The difference is that the Gregory Peck character, a magazine writer, chooses to pose as Jewish in order to expose the bigotry that used to remind some people of Nazi Germany. As for Lawrence, he has Jewishness thrust upon him. And he's not above trying to extricate himself from its grip. When his next-door neighbor (the newly christened Meat Loaf Aday), a foot soldier in an outfit called the Union Crusaders, seeks his support, Lawrence goes along to get along, which involves putting pressure on a storekeeper named Finkelstein (David Paymer) to move his operation elsewhere. Then Laura Dern's Gertrude reenters the picture. Blond and glamorous in a Brooklyn kind of way, Gertrude often gets mistaken for Jewish, although only those doing the mistaking could explain why. Early on in the movie, Lawrence refuses her a job on that basis. They subsequently make amends and, as unlikely as it might seem, marry. And for the Union Crusaders, blind with hatred, that's the final straw.
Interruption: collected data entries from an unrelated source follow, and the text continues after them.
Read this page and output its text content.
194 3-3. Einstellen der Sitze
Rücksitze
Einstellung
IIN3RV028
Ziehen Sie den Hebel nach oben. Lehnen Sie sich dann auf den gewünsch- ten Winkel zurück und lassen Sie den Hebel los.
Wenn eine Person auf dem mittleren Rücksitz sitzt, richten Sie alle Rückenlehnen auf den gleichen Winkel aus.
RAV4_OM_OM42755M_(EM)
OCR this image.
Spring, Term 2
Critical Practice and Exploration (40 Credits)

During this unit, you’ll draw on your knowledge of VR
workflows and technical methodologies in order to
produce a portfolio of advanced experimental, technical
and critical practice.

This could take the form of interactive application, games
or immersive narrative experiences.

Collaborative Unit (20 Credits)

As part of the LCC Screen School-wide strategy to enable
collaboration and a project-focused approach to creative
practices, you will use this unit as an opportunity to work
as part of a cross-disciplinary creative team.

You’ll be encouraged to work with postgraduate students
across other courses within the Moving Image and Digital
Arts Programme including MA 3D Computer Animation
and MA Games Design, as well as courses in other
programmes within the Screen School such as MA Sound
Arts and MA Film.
Blindness and sight get quite a metaphorical workout in Focus, from the title, which strikes me as blurry (focus on what?), to the early close-up of Lawrence's eye pupils, which become dimmer and dimmer until they're finally snuffed out altogether. If the eyes are the window to the soul, then Lawrence's eyeglasses are his window to the world; they help him see things the way they are. And this optometry-is-destiny subtext might be a little much if Slavin didn't keep his own eye on the story's pulpish underpinnings. Kafka's The Metamorphosis as retold by Rod Serling, Focus bangs away at its Jews-are-us theme, but Slavin does a nice job of riding the line between realism and absurdism. "Nobody makes a Jew out of me and gets away with it," Dern's Gertrude says at one point, and only in this movie's topsy-turvy world would a line like that seem both offensive and strangely liberating.